It’s bad enough when your computer dies and needs to be replaced without having the daunting task of getting your new working environment to be identical to the one you’re familiar with — not to mention getting all of your data moved over, as well.

That’s what I faced when my MacBook Pro display was impossible to use, deemed un-fixable by Apple and my Apple approved service centre earlier this week and the decision was made to ship me a replacement unit (thank you AppleCare!).  The fact that the new system was to be the latest and greatest technology was only moderate consolation to the work that lay ahead.

That’s when the service tech told me that if I use the Leopard OS backup utility called Time Machine, I would be prompted during the installation process if I would like to migrate data from a Time Machine backup.  I’ve been a religious Time Machine user since I upgraded to Leopard in January so I felt the fear of the migration lift a little.

My replacement system arrived today.  I powered it on shortly after 4:00pm and followed the setup prompts.  Sure enough, within a couple of minutes I was asked if I wanted to migrate data from my Time Machine backup (if I had one).  I plugged my Time Machine drive into the computer and selected all of the available options (user data, applications, settings and some Mac files).  It calculated a 3 hour copy time for roughly 170Gb of data.  Perfect!

I picked up my daughters from camp, took one to her music lesson, hung out with the other, took them to the grocery store, went home, had a family dinner, hung out for a bit and then checked on my system.  All of the data and apps had been copied.

I checked for system updates and found there were a few to be applied including the Leopard 10.5.4 upgrade (I guess system updates don’t migrate).   While those updates were downloading I went through all of my applications and discovered that I had been negligent updating some so I downloaded and applied those updates.  Unfortunately, some of my apps also needed to have their license strings re-applied, perhaps because of the new hardware.  That’s a pain because I can’t find the serial number for one of them.
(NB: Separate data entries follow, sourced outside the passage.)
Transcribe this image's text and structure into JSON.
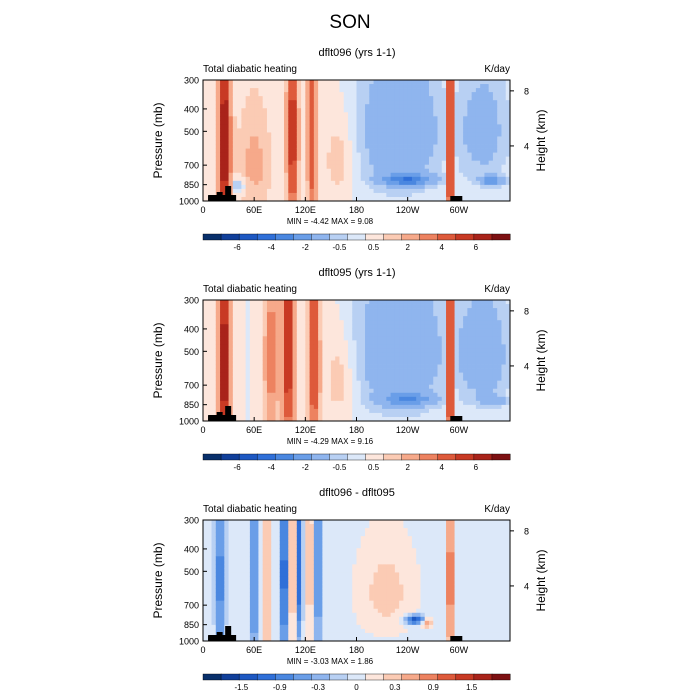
{
  "figure_title": "SON",
  "chart_data": [
    {
      "type": "heatmap",
      "title": "dflt096 (yrs 1-1)",
      "subtitle_left": "Total diabatic heating",
      "subtitle_right": "K/day",
      "ylabel": "Pressure (mb)",
      "ylabel_right": "Height (km)",
      "ylim": [
        1000,
        300
      ],
      "y_ticks": [
        "300",
        "400",
        "500",
        "700",
        "850",
        "1000"
      ],
      "y_tick_values": [
        300,
        400,
        500,
        700,
        850,
        1000
      ],
      "right_ticks": [
        "8",
        "4"
      ],
      "right_tick_km": [
        8,
        4
      ],
      "x_ticks": [
        "0",
        "60E",
        "120E",
        "180",
        "120W",
        "60W"
      ],
      "x_tick_values": [
        0,
        60,
        120,
        180,
        240,
        300
      ],
      "xlim": [
        0,
        360
      ],
      "stats_text": "MIN =    -4.42   MAX =     9.08",
      "min": -4.42,
      "max": 9.08,
      "colorbar_labels": [
        "-6",
        "-4",
        "-2",
        "-0.5",
        "0.5",
        "2",
        "4",
        "6"
      ],
      "levels": [
        -7,
        -6,
        -5,
        -4,
        -3,
        -2,
        -1,
        -0.5,
        0,
        0.5,
        1,
        2,
        3,
        4,
        5,
        6,
        7
      ],
      "features": [
        {
          "lon": 25,
          "p": 600,
          "amp": 6,
          "wx": 7,
          "wy": 900
        },
        {
          "lon": 105,
          "p": 520,
          "amp": 5,
          "wx": 6,
          "wy": 700
        },
        {
          "lon": 128,
          "p": 520,
          "amp": 4,
          "wx": 5,
          "wy": 700
        },
        {
          "lon": 290,
          "p": 520,
          "amp": 6,
          "wx": 4,
          "wy": 900
        },
        {
          "lon": 60,
          "p": 700,
          "amp": 1.2,
          "wx": 22,
          "wy": 400
        },
        {
          "lon": 160,
          "p": 650,
          "amp": 1.0,
          "wx": 20,
          "wy": 300
        },
        {
          "lon": 230,
          "p": 500,
          "amp": -1.8,
          "wx": 55,
          "wy": 400
        },
        {
          "lon": 330,
          "p": 500,
          "amp": -1.4,
          "wx": 30,
          "wy": 300
        },
        {
          "lon": 240,
          "p": 810,
          "amp": -3.2,
          "wx": 30,
          "wy": 45
        },
        {
          "lon": 340,
          "p": 820,
          "amp": -2.5,
          "wx": 15,
          "wy": 40
        },
        {
          "lon": 40,
          "p": 860,
          "amp": -1.5,
          "wx": 10,
          "wy": 60
        }
      ]
    },
    {
      "type": "heatmap",
      "title": "dflt095 (yrs 1-1)",
      "subtitle_left": "Total diabatic heating",
      "subtitle_right": "K/day",
      "ylabel": "Pressure (mb)",
      "ylabel_right": "Height (km)",
      "ylim": [
        1000,
        300
      ],
      "y_ticks": [
        "300",
        "400",
        "500",
        "700",
        "850",
        "1000"
      ],
      "y_tick_values": [
        300,
        400,
        500,
        700,
        850,
        1000
      ],
      "right_ticks": [
        "8",
        "4"
      ],
      "right_tick_km": [
        8,
        4
      ],
      "x_ticks": [
        "0",
        "60E",
        "120E",
        "180",
        "120W",
        "60W"
      ],
      "x_tick_values": [
        0,
        60,
        120,
        180,
        240,
        300
      ],
      "xlim": [
        0,
        360
      ],
      "stats_text": "MIN =    -4.29   MAX =     9.16",
      "min": -4.29,
      "max": 9.16,
      "colorbar_labels": [
        "-6",
        "-4",
        "-2",
        "-0.5",
        "0.5",
        "2",
        "4",
        "6"
      ],
      "levels": [
        -7,
        -6,
        -5,
        -4,
        -3,
        -2,
        -1,
        -0.5,
        0,
        0.5,
        1,
        2,
        3,
        4,
        5,
        6,
        7
      ],
      "features": [
        {
          "lon": 25,
          "p": 600,
          "amp": 6,
          "wx": 7,
          "wy": 900
        },
        {
          "lon": 80,
          "p": 550,
          "amp": 2.5,
          "wx": 8,
          "wy": 600
        },
        {
          "lon": 100,
          "p": 520,
          "amp": 5,
          "wx": 7,
          "wy": 700
        },
        {
          "lon": 130,
          "p": 520,
          "amp": 4.5,
          "wx": 6,
          "wy": 700
        },
        {
          "lon": 290,
          "p": 520,
          "amp": 6,
          "wx": 4,
          "wy": 900
        },
        {
          "lon": 160,
          "p": 650,
          "amp": 1.0,
          "wx": 20,
          "wy": 300
        },
        {
          "lon": 230,
          "p": 500,
          "amp": -2.0,
          "wx": 55,
          "wy": 400
        },
        {
          "lon": 330,
          "p": 520,
          "amp": -1.8,
          "wx": 30,
          "wy": 300
        },
        {
          "lon": 240,
          "p": 810,
          "amp": -2.2,
          "wx": 30,
          "wy": 50
        },
        {
          "lon": 340,
          "p": 820,
          "amp": -1.5,
          "wx": 15,
          "wy": 40
        }
      ]
    },
    {
      "type": "heatmap",
      "title": "dflt096 - dflt095",
      "subtitle_left": "Total diabatic heating",
      "subtitle_right": "K/day",
      "ylabel": "Pressure (mb)",
      "ylabel_right": "Height (km)",
      "ylim": [
        1000,
        300
      ],
      "y_ticks": [
        "300",
        "400",
        "500",
        "700",
        "850",
        "1000"
      ],
      "y_tick_values": [
        300,
        400,
        500,
        700,
        850,
        1000
      ],
      "right_ticks": [
        "8",
        "4"
      ],
      "right_tick_km": [
        8,
        4
      ],
      "x_ticks": [
        "0",
        "60E",
        "120E",
        "180",
        "120W",
        "60W"
      ],
      "x_tick_values": [
        0,
        60,
        120,
        180,
        240,
        300
      ],
      "xlim": [
        0,
        360
      ],
      "stats_text": "MIN =    -3.03   MAX =     1.86",
      "min": -3.03,
      "max": 1.86,
      "colorbar_labels": [
        "-1.5",
        "-0.9",
        "-0.3",
        "0",
        "0.3",
        "0.9",
        "1.5"
      ],
      "levels": [
        -2.1,
        -1.8,
        -1.5,
        -1.2,
        -0.9,
        -0.6,
        -0.3,
        -0.1,
        0.1,
        0.3,
        0.6,
        0.9,
        1.2,
        1.5,
        1.8,
        2.1
      ],
      "features": [
        {
          "lon": 20,
          "p": 550,
          "amp": -1.2,
          "wx": 5,
          "wy": 600
        },
        {
          "lon": 60,
          "p": 550,
          "amp": -1.3,
          "wx": 4,
          "wy": 600
        },
        {
          "lon": 95,
          "p": 520,
          "amp": -1.8,
          "wx": 4,
          "wy": 600
        },
        {
          "lon": 113,
          "p": 480,
          "amp": -1.5,
          "wx": 3,
          "wy": 500
        },
        {
          "lon": 135,
          "p": 480,
          "amp": -1.7,
          "wx": 3,
          "wy": 500
        },
        {
          "lon": 75,
          "p": 600,
          "amp": 0.8,
          "wx": 4,
          "wy": 500
        },
        {
          "lon": 105,
          "p": 500,
          "amp": 0.9,
          "wx": 3,
          "wy": 500
        },
        {
          "lon": 125,
          "p": 500,
          "amp": 0.7,
          "wx": 3,
          "wy": 500
        },
        {
          "lon": 215,
          "p": 620,
          "amp": 0.4,
          "wx": 35,
          "wy": 300
        },
        {
          "lon": 290,
          "p": 550,
          "amp": 1.4,
          "wx": 4,
          "wy": 600
        },
        {
          "lon": 250,
          "p": 810,
          "amp": -1.8,
          "wx": 12,
          "wy": 35
        },
        {
          "lon": 262,
          "p": 830,
          "amp": 1.2,
          "wx": 6,
          "wy": 40
        }
      ]
    }
  ]
}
It’s now 9:40pm.  It took about 5 hours to get my new system running with my working environment exactly as I like it — complete with all of my applications and data (all 170Gb worth).  Most of that work was done for me and I didn’t have to be here for it.  I can’t imagine how long it would have taken me if I needed to manually reinstall everything and copy the data I required from the old system.

If you’re not already using Time Machine, what are you waiting for?